Certified Robustness via Dynamic Margin Maximization and Improved Lipschitz Regularization

TL;DR

This paper introduces a scalable training algorithm that enhances adversarial robustness by increasing output margin and regularizing the Lipschitz constant, with efficient bounds calculation and improved decision boundary control.

Contribution

It develops a new method for accurately computing Lipschitz bounds and integrates margin maximization with Lipschitz regularization for robust neural network training.

Findings

Achieves improved robustness on MNIST, CIFAR-10, and Tiny-ImageNet datasets.

Provides a scalable, accurate Lipschitz bound computation method.

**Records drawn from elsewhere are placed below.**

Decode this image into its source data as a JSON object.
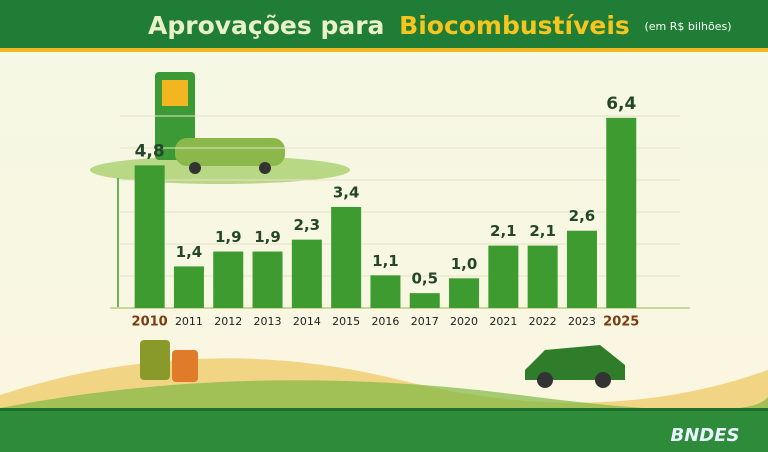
{
  "chart_data": {
    "type": "bar",
    "title": "Aprovações para",
    "title_highlight": "Biocombustíveis",
    "subtitle": "(em R$ bilhões)",
    "categories": [
      "2010",
      "2011",
      "2012",
      "2013",
      "2014",
      "2015",
      "2016",
      "2017",
      "2020",
      "2021",
      "2022",
      "2023",
      "2025"
    ],
    "values": [
      4.8,
      1.4,
      1.9,
      1.9,
      2.3,
      3.4,
      1.1,
      0.5,
      1.0,
      2.1,
      2.1,
      2.6,
      6.4
    ],
    "value_labels": [
      "4,8",
      "1,4",
      "1,9",
      "1,9",
      "2,3",
      "3,4",
      "1,1",
      "0,5",
      "1,0",
      "2,1",
      "2,1",
      "2,6",
      "6,4"
    ],
    "color": "#3d9b2f",
    "ylim": [
      0,
      7
    ],
    "grid": true,
    "brand": "BNDES"
  }
}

Demonstrates competitive results compared to state-of-the-art approaches.

Abstract

To improve the robustness of deep classifiers against adversarial perturbations, many approaches have been proposed, such as designing new architectures with better robustness properties (e.g., Lipschitz-capped networks), or modifying the training process itself (e.g., min-max optimization, constrained learning, or regularization). These approaches, however, might not be effective at increasing the margin in the input (feature) space. As a result, there has been an increasing interest in developing training procedures that can directly manipulate the decision boundary in the input space. In this paper, we build upon recent developments in this category by developing a robust training algorithm whose objective is to increase the margin in the output (logit) space while regularizing the Lipschitz constant of the model along vulnerable directions. We show that these two objectives can directly promote larger margins in the input space. To this end, we develop a scalable method for calculating guaranteed differentiable upper bounds on the Lipschitz constant of neural networks accurately and efficiently. The relative accuracy of the bounds prevents excessive regularization and allows for more direct manipulation of the decision boundary. Furthermore, our Lipschitz bounding algorithm exploits the monotonicity and Lipschitz continuity of the activation layers, and the resulting bounds can be used to design new layers with controllable bounds on their Lipschitz constant. Experiments on the MNIST, CIFAR-10, and Tiny-ImageNet data sets verify that our proposed algorithm obtains competitively improved results compared to the state-of-the-art.